Here’s where smart trading would really matter. If you’re sitting on 30,000 shares of HYMB bought at the low of 51.23 in June, there’s no guarantee you can realize the gains you’ve made. In fact, based on the posted book, you may not even really have any gains, despite the “last price” on this chart:
To move 30,000 shares through this thin book, you’re going to start hitting bids at 51.14. Of course, smart trading—either by working this trade very carefully or through a liquidity provider—could probably do a lot better than that, but dumb trading would wipe out any gains you’re feeling good about.
And lastly, let’s look at an ETF that was already having some liquidity issues—the United States Brent Oil ETF (BNO):
I love this ETF. I really do. The Brent/WTI spread has been one of the most consistently interesting stories in commodities for the past few years, and BNO came to market just in time for investors to really make calls on contango and backwardation on the global stage.

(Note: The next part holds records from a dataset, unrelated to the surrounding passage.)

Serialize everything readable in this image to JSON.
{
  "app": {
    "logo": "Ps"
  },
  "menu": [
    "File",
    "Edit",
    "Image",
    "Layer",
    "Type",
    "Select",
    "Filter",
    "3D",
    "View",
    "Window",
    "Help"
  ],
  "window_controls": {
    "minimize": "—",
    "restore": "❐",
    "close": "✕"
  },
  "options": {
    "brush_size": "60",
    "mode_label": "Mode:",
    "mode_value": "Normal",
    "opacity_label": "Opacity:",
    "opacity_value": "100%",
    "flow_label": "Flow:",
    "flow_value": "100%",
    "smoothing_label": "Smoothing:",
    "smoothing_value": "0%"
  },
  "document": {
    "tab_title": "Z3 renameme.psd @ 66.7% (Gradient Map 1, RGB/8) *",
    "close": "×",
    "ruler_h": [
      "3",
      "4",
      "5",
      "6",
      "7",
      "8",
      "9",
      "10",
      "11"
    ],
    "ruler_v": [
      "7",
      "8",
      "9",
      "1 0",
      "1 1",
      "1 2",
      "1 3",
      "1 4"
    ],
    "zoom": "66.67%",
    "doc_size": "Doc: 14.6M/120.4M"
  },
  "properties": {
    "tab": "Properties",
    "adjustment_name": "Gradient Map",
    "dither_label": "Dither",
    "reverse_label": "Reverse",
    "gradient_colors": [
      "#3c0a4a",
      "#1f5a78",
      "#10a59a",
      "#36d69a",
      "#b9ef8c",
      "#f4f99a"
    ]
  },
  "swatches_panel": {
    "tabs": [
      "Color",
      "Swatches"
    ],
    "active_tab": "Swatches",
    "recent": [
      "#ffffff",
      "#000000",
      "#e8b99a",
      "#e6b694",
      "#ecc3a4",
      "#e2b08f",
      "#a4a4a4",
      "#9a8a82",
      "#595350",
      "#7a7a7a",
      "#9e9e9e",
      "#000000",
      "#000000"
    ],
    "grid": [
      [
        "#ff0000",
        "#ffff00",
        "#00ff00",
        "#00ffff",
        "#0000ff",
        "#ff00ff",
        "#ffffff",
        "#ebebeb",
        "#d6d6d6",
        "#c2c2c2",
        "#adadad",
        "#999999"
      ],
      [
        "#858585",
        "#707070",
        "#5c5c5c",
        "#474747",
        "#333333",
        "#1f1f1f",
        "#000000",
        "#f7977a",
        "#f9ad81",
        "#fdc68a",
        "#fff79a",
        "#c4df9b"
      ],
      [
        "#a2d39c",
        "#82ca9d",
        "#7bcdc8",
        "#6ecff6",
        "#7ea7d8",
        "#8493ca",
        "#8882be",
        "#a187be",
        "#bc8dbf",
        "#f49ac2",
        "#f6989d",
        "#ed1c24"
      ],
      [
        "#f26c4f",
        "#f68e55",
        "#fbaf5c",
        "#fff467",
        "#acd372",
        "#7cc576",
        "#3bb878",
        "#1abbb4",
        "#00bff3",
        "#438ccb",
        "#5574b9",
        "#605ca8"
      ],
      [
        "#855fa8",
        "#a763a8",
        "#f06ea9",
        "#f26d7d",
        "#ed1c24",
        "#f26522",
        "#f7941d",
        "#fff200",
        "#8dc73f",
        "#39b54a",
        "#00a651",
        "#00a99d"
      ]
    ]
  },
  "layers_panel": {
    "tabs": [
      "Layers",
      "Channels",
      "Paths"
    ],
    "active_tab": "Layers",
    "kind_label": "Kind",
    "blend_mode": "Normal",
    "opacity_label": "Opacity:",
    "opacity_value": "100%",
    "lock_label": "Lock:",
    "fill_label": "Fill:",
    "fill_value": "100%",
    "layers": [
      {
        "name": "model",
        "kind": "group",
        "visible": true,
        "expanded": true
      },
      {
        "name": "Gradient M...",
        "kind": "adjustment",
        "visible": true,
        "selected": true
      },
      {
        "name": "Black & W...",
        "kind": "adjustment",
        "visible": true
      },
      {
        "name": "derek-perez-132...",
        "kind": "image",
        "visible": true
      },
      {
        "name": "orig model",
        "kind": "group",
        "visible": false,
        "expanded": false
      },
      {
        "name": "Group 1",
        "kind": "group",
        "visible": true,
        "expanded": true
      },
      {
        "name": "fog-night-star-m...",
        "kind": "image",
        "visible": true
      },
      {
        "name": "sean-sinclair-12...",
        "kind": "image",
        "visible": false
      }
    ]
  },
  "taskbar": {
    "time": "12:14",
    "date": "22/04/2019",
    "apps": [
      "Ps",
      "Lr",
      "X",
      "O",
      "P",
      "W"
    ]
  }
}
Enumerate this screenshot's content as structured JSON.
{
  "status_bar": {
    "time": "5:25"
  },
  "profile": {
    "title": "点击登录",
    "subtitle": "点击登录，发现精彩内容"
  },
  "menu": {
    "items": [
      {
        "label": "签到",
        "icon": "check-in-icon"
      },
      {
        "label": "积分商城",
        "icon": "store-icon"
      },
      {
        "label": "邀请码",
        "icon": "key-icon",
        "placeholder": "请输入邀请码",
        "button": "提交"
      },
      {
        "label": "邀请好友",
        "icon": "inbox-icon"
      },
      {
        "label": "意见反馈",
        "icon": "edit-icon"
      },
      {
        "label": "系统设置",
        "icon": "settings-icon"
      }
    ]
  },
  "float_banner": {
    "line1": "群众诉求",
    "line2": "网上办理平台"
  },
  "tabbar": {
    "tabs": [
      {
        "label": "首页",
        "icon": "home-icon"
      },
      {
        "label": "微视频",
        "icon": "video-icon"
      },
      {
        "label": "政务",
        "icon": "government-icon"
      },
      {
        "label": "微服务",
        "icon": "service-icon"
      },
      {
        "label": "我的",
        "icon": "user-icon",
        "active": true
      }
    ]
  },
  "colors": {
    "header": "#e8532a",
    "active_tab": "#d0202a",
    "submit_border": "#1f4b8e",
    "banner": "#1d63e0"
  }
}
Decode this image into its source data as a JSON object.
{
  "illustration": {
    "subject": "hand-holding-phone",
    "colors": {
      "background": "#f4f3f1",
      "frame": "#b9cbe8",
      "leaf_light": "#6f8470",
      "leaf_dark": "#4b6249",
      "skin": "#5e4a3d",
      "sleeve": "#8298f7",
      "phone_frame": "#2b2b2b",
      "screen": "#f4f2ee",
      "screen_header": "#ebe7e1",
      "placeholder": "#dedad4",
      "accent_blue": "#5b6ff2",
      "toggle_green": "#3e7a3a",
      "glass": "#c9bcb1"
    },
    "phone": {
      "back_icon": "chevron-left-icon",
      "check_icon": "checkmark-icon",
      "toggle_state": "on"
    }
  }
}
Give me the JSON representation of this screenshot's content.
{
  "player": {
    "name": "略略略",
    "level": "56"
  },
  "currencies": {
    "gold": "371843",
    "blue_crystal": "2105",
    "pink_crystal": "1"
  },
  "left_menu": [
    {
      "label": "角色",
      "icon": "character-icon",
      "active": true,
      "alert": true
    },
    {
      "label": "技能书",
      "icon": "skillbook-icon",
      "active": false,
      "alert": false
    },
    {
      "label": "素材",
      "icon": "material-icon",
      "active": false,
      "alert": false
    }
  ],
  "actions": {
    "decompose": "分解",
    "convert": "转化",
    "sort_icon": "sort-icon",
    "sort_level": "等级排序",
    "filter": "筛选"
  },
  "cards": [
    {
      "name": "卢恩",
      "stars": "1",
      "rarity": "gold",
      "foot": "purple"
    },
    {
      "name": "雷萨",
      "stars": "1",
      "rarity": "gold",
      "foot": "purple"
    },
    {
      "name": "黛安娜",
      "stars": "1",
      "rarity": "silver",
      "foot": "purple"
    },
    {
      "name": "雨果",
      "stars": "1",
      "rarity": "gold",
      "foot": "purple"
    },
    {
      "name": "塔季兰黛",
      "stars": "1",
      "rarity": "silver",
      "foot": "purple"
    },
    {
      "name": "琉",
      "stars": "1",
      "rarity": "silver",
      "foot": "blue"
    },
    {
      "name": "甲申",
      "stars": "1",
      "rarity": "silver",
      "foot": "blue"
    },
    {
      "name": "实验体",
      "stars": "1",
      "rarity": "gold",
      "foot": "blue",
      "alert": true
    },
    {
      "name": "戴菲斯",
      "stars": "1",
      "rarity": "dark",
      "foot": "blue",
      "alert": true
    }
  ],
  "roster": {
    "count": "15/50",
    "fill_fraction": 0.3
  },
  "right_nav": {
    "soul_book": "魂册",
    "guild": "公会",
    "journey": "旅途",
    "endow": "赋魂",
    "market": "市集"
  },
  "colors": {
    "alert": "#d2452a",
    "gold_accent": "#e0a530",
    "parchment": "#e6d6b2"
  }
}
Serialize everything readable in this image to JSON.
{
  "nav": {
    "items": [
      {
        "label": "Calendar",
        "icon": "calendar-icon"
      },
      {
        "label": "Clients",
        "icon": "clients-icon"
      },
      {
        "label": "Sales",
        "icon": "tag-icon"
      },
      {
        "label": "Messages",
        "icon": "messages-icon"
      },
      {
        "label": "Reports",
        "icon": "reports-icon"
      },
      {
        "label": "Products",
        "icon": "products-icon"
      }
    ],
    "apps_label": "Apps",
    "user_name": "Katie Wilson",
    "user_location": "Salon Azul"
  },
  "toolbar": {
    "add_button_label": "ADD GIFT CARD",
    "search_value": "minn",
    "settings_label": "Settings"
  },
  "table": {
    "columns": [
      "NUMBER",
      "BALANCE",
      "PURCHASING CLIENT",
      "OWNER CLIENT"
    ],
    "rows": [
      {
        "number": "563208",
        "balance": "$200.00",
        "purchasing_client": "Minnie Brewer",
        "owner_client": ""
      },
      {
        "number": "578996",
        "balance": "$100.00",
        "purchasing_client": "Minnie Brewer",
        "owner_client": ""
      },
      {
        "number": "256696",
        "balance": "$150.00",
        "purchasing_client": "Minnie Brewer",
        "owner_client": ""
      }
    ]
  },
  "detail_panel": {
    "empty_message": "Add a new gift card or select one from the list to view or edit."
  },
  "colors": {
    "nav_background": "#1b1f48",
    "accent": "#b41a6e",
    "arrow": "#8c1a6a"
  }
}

And that’s why BNO will consistently have trading volume of 100,000 share days. But, at times like this—when all the speculators are in their caves—BNO becomes extraordinarily tricky to trade. Not impossible; just fraught with peril and opportunities to get hosed by smarter traders than you.
The moral of the story here is simple:Don’t assume that “quiet” markets make for easy ETF trading.
ETFs are easiest to trade, consistently, when the market is frothy and full of speculators. That speculation keeps spreads tight, keeps ETFs trading closer to fair values and makes midlevel blocks much easier to trade.
Times like these—the dead zones—are actually the most dangerous.